To check the hypothesis, we should analyze it in the other direction. For each cell, determine the exit which heads in the direction of the exit:

  D R R D L L R D L L
  D R D D L U L L L U
  D L L D D L L L L U
  D L R D L R R D D U
  R R U D D L L L U D
  R R R R D R R R U D
  U D R D L U R R D D
  U D U D R U U D L D
  U D U D R R R D U L
  U L L R U R R R R D
Stats:

  D - 30
  R - 28
  L - 24
  U - 18
There is a weaker bias for the D-R axis toward the exit, compared to the L-U axis toward the entrance. I suspect if we study larger numbers of larger mazes, we will find similar findings.

So that is to say, it is easier to navigate the maze in the reverse direction: the heuristic to try left/up exits will work more often than the right/down in the proper direction.

smartmic•10mo ago
From the book "Mazes for Programmers" by Jamis Buck, 2015, The Pragmatic Programmers (a must-read for any maze/programming enthusiast!):

> Aren't mazes supposed to have starting points and end points? […] honestly, […] it's entirely up to you. […] The maze […] is a perfect maze, and one of the attributes of a perfect maze is that there exists exactly one path between any two cells in it. […] You pick them, and there's guaranteed to be a path between them.

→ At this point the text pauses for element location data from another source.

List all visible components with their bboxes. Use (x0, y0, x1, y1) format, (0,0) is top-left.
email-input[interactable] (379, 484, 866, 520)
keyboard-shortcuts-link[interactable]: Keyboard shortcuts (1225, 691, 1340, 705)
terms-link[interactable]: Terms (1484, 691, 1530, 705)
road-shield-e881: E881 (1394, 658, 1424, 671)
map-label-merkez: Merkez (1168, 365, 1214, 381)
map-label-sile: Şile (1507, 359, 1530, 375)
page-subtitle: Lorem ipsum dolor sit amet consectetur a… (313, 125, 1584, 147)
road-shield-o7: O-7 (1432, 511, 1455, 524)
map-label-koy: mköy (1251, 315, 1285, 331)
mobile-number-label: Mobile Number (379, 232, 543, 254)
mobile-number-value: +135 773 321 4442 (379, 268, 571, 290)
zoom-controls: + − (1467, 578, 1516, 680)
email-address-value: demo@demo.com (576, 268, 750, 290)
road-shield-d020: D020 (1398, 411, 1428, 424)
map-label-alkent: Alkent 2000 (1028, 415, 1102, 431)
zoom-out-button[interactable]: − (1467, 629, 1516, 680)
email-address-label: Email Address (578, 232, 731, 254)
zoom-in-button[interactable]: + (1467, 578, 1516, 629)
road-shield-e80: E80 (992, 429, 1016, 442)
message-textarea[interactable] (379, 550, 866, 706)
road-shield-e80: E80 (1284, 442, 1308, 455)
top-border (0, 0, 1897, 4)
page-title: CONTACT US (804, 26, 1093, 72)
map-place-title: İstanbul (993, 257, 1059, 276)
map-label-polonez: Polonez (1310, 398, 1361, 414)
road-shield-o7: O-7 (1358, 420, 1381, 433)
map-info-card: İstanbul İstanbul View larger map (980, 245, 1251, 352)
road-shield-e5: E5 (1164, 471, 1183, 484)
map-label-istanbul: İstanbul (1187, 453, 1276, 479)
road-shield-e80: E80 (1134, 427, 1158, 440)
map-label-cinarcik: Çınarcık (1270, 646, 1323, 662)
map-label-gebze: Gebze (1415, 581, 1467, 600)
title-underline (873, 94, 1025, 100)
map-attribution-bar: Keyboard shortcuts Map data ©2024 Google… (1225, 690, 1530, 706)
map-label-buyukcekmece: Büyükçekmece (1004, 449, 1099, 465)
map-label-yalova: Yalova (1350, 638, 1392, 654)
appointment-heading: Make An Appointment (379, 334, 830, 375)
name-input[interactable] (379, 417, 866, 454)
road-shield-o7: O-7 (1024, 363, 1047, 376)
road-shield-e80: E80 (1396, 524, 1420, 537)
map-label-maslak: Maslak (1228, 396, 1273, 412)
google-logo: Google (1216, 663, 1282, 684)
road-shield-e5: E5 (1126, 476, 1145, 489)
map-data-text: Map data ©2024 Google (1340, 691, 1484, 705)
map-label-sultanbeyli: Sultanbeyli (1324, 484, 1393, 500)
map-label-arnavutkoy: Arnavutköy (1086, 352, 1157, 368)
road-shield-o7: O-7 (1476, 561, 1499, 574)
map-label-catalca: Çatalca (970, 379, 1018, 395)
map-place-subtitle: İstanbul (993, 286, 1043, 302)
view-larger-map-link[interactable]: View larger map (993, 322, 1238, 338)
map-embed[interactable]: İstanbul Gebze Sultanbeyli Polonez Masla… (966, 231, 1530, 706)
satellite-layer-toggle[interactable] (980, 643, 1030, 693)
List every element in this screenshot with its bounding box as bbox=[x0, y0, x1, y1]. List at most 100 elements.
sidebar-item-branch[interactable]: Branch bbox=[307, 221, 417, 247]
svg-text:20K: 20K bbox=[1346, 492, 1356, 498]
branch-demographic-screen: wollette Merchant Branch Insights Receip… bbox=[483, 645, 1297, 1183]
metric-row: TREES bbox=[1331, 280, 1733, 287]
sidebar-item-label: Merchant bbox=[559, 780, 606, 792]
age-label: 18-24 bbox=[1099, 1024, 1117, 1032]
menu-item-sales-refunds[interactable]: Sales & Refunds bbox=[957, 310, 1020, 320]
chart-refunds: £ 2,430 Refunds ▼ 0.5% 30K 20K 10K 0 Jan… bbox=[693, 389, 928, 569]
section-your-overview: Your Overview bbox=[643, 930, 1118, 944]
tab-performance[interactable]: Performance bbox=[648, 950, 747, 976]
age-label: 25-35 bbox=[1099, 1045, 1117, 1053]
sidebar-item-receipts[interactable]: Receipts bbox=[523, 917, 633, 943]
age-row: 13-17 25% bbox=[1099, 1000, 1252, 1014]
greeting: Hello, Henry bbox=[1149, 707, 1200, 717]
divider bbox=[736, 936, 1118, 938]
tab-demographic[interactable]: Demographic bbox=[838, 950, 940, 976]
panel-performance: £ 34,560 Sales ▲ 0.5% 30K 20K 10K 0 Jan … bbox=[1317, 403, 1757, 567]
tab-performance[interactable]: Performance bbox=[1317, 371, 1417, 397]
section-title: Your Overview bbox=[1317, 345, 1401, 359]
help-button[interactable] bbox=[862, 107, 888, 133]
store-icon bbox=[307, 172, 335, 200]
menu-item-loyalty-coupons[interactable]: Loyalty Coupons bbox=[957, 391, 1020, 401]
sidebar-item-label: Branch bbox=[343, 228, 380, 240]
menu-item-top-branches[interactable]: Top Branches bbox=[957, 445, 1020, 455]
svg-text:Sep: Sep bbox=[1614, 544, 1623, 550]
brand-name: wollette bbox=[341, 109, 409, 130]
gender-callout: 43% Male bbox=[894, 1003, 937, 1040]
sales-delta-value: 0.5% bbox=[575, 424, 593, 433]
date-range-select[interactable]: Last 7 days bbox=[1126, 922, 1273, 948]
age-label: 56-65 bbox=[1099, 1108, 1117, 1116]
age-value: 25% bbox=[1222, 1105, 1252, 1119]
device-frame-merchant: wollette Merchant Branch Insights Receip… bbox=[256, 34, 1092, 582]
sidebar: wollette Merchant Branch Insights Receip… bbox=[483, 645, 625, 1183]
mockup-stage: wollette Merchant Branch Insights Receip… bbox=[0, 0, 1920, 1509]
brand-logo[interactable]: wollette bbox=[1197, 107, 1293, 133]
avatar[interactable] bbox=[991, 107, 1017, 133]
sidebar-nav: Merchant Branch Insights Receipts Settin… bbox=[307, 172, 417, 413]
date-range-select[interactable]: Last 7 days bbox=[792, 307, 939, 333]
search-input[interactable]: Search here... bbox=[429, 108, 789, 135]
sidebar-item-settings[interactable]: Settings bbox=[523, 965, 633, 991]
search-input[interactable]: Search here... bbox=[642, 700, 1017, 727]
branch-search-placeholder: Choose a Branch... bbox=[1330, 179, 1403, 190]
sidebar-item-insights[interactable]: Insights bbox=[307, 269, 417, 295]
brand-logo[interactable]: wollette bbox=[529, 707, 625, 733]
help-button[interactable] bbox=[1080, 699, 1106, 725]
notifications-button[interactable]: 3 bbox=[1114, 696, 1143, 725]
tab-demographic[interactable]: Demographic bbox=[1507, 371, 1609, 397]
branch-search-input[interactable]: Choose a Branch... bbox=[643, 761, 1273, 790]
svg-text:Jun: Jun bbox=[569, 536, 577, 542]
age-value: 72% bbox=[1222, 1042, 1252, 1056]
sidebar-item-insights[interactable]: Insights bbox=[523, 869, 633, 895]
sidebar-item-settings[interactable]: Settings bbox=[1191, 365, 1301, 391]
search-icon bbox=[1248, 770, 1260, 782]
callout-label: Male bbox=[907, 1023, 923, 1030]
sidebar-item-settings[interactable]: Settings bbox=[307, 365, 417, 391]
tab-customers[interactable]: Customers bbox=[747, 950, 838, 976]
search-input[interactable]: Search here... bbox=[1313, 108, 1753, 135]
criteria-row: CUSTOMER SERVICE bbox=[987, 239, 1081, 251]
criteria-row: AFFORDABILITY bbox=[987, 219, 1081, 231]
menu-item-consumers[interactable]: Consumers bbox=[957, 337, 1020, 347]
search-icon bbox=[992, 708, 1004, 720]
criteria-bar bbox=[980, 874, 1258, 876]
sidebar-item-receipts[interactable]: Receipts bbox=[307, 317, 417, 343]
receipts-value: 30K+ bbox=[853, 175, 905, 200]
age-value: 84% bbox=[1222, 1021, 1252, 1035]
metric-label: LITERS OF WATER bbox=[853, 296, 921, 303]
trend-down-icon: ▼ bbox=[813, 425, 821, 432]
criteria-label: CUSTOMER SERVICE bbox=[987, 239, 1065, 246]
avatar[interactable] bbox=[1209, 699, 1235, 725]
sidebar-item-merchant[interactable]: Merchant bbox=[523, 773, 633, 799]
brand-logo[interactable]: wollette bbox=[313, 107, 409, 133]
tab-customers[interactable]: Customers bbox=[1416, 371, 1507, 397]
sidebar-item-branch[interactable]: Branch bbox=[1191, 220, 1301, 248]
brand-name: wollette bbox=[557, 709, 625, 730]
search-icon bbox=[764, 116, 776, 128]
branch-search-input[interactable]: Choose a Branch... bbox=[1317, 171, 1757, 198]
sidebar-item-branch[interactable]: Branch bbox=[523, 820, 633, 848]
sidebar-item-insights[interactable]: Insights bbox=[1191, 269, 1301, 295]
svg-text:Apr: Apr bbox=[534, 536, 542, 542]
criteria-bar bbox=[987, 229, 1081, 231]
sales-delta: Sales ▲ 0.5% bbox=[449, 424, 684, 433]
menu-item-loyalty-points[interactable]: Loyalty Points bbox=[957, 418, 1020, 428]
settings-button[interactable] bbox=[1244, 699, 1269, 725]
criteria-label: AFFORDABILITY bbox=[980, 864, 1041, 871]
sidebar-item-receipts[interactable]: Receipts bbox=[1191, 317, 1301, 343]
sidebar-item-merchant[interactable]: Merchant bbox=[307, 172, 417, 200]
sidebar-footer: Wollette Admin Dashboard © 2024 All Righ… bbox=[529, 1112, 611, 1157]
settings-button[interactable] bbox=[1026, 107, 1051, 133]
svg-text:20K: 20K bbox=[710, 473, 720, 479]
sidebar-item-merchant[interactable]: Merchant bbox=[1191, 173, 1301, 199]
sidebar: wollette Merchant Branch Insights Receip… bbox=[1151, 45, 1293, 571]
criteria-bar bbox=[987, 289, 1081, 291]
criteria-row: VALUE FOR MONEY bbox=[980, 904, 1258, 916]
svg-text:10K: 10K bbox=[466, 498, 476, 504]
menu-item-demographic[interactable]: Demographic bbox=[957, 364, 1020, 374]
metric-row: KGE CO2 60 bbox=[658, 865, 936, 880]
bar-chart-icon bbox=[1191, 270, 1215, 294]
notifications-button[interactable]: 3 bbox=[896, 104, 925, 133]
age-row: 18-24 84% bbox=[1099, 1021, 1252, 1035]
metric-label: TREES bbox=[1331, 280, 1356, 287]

You do not need to choose an entrance or exit only on the sides, but you can also choose "Pacman-style" where the goal is to reach points inside the maze.

"Perfect" refers to the mathematical/logical properties of a maze (i.e. no loops), not the aesthetical aspect. I have not checked though if the mazes in the source here are all perfect.

kazinator•10mo ago
While you can put the entrance and exit wherever you want, if you know that the maze was generated by a recursive branching process which had a starting point somewhere, it probably behooves you to put the start at that point corresponding to the root of the tree, so that the maze wanderer faces the most branching choices.

Laying out the abstract maze tree into the rectilinear grid of cells obfuscates the tree somewhat, but not entirely. A process that generates from upper left to lower right, for instance, will tend to generate cells whose parent-headed exits going left and up more often than not, making the reverse direction a bit easier.

(Again, it depends on the maze generation process.)

kazinator•10mo ago
Making random mazes in a rectilinear grid is a good exercise for one big reason: mazes are not all the same. Mazes have style can be very knotty and twisty, or have long passages. You can add hacks into a given algorithm to vary the style, but there are certain things it won't necessarily do.